Design of a three-dimensional in vitro model to elucidate the influence of integrin beta 1 and matrix metalloproteinases in breast cancer remodeling of collagen I

Abstract

Every year there are nearly two million new cases of invasive breast cancer worldwide and over 500,000 deaths, the majority from metastatic sites. While cellular changes during tumorigenesis and progression have been studied, our understanding of extracellular matrix remodeling, at the fiber level, by individual and collective cellular cohorts remains limited. Furthermore, recent studies suggest that there is a correlation between the organization of collagen I fibers perpendicular to the tumor and patient survival. However, the underlying mechanism of this alignment remains unknown. The central hypothesis proposed in this dissertation is that breast cancer tumors reorganize collagen I fibers perpendicular to the tumor surface via integrin β1 and matrix metalloproteinases (MMPs). To investigate this hypothesis, we developed a novel in vitro assay that replicates collagen I fiber alignment previously reported in vivo and a new quantitative collagen I fiber orientation algorithm.

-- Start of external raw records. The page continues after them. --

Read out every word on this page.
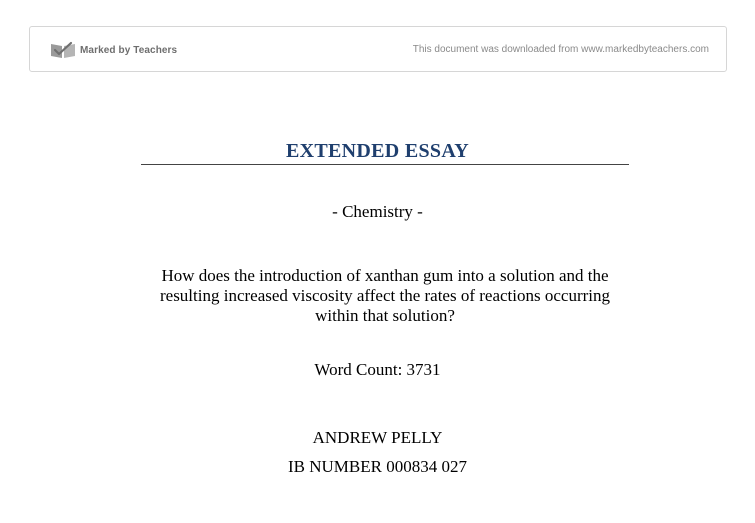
Marked by Teachers	This document was downloaded from www.markedbyteachers.com
EXTENDED ESSAY
- Chemistry -
How does the introduction of xanthan gum into a solution and the resulting increased viscosity affect the rates of reactions occurring within that solution?
Word Count: 3731
ANDREW PELLY
IB NUMBER 000834 027
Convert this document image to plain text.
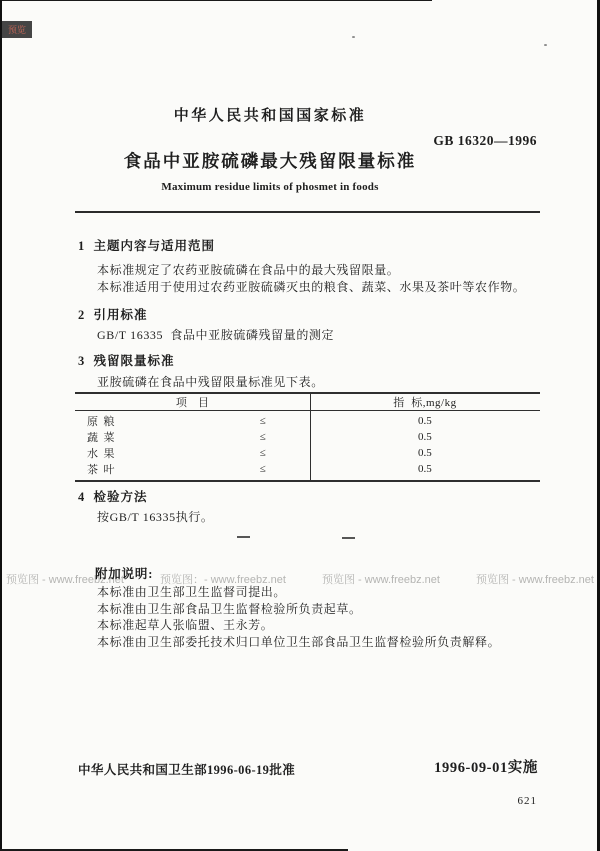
预览
中华人民共和国国家标准
GB 16320—1996
食品中亚胺硫磷最大残留限量标准
Maximum residue limits of phosmet in foods
1  主题内容与适用范围
本标准规定了农药亚胺硫磷在食品中的最大残留限量。
本标准适用于使用过农药亚胺硫磷灭虫的粮食、蔬菜、水果及茶叶等农作物。
2  引用标准
GB/T 16335  食品中亚胺硫磷残留量的测定
3  残留限量标准
亚胺硫磷在食品中残留限量标准见下表。
项    目	指  标,mg/kg
原  粮	≤	0.5
蔬  菜	≤	0.5
水  果	≤	0.5
茶  叶	≤	0.5
4  检验方法
按GB/T 16335执行。
预览图 - www.freebz.net	预览图：- www.freebz.net	预览图 - www.freebz.net	预览图 - www.freebz.net
附加说明:
本标准由卫生部卫生监督司提出。
本标准由卫生部食品卫生监督检验所负责起草。
本标准起草人张临盟、王永芳。
本标准由卫生部委托技术归口单位卫生部食品卫生监督检验所负责解释。
中华人民共和国卫生部1996-06-19批准	1996-09-01实施
621
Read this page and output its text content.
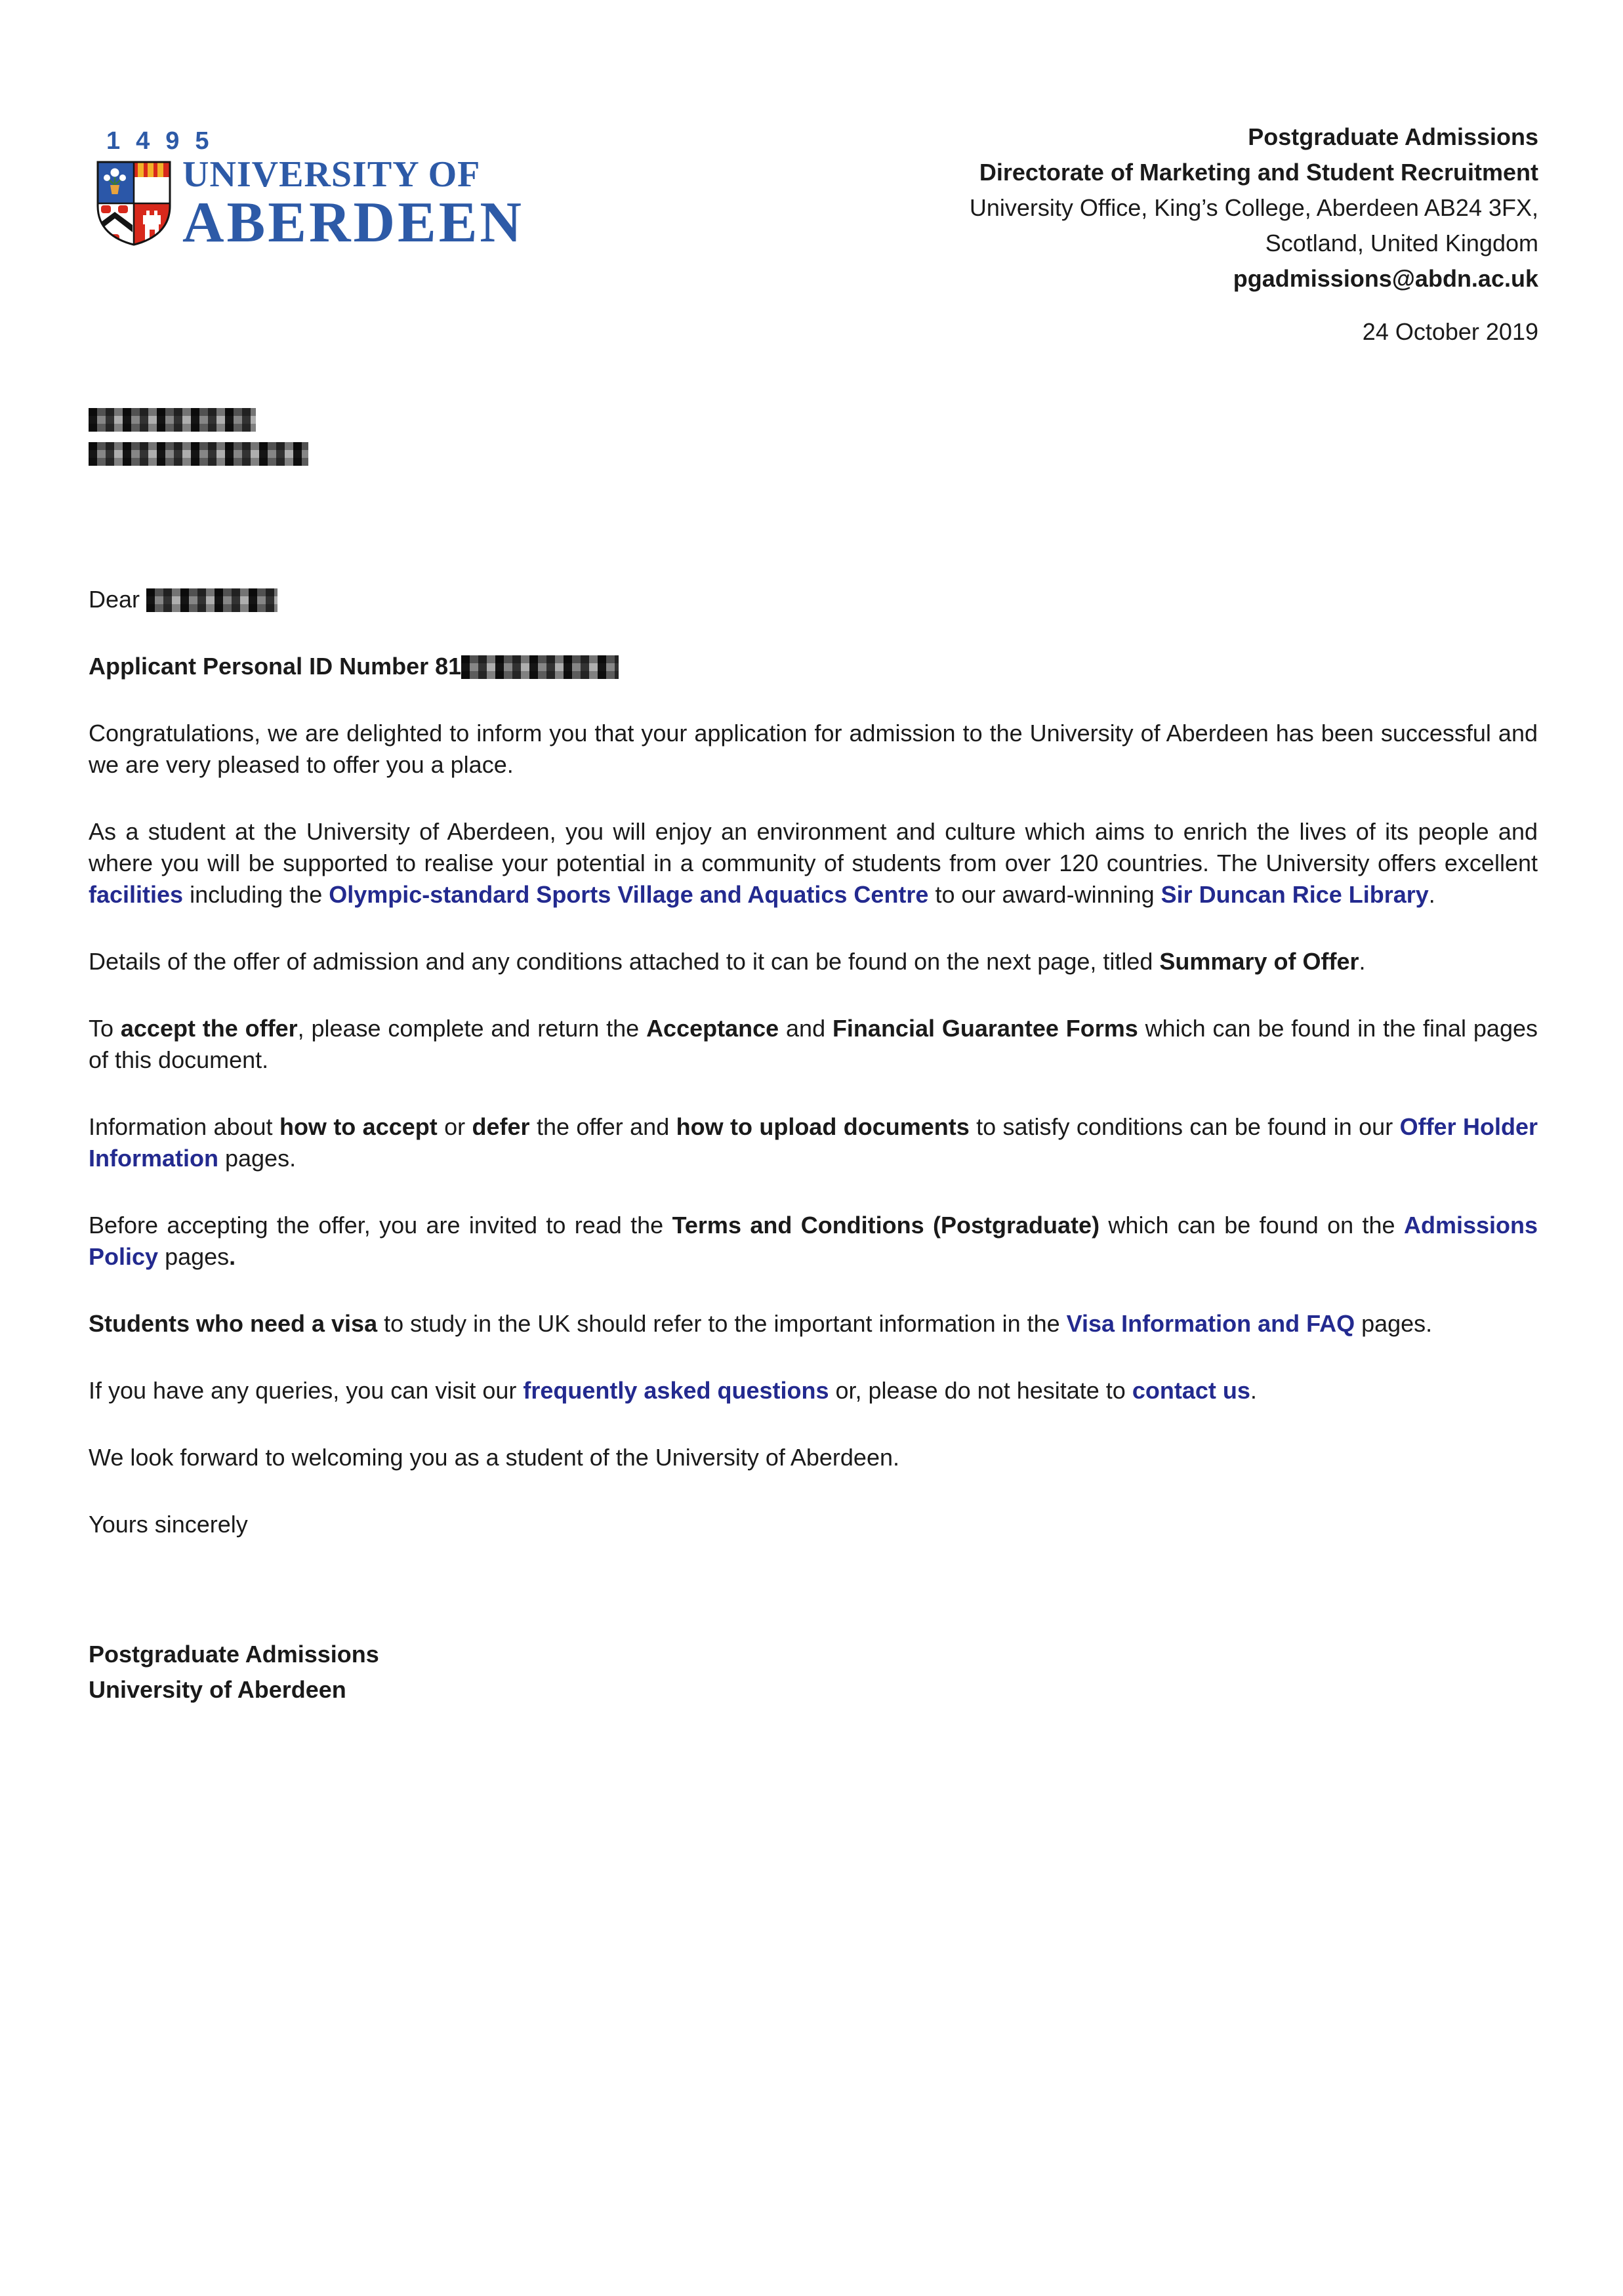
1495
UNIVERSITY OF
ABERDEEN
Postgraduate Admissions
Directorate of Marketing and Student Recruitment
University Office, King’s College, Aberdeen AB24 3FX,
Scotland, United Kingdom
pgadmissions@abdn.ac.uk
24 October 2019

Dear

Applicant Personal ID Number 81

Congratulations, we are delighted to inform you that your application for admission to the University of Aberdeen has been successful and we are very pleased to offer you a place.

As a student at the University of Aberdeen, you will enjoy an environment and culture which aims to enrich the lives of its people and where you will be supported to realise your potential in a community of students from over 120 countries. The University offers excellent facilities including the Olympic-standard Sports Village and Aquatics Centre to our award-winning Sir Duncan Rice Library.

Details of the offer of admission and any conditions attached to it can be found on the next page, titled Summary of Offer.

To accept the offer, please complete and return the Acceptance and Financial Guarantee Forms which can be found in the final pages of this document.

Information about how to accept or defer the offer and how to upload documents to satisfy conditions can be found in our Offer Holder Information pages.

Before accepting the offer, you are invited to read the Terms and Conditions (Postgraduate) which can be found on the Admissions Policy pages.

Students who need a visa to study in the UK should refer to the important information in the Visa Information and FAQ pages.

If you have any queries, you can visit our frequently asked questions or, please do not hesitate to contact us.

We look forward to welcoming you as a student of the University of Aberdeen.

Yours sincerely

Postgraduate Admissions

University of Aberdeen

Our studies using multicellular aggregates, derived from the triple negative breast cancer cell line MDA-MB-231, embedded into collagen I matrices and confocal reflectance microscopy provide novel insights into how the local microenvironment is affected and into local orientation of the collagen I fibers near the spheroid-collagen I interface. These results agree well with our computational studies. Furthermore, the viability of the algorithm is demonstrated using both in silico and in vitro derived images, and shows that this algorithm is more accurate than similar algorithms previously published. Using the developed in vitro assay and computational algorithm it is also demonstrated that knocking down integrin β1 reduces the amount of collagen I aligned perpendicularly to the tumor surface, while inhibiting MMP activity using the broad spectrum MMP inhibitor GM6001 increases the amount of collagen I aligned perpendicularly to the tumor surface at early time points. The work presented here has implications in three-dimensional multicellular assays, accurate fiber orientation analysis, and understanding the role of integrins in matrix reorganization and cancer cell metastasis.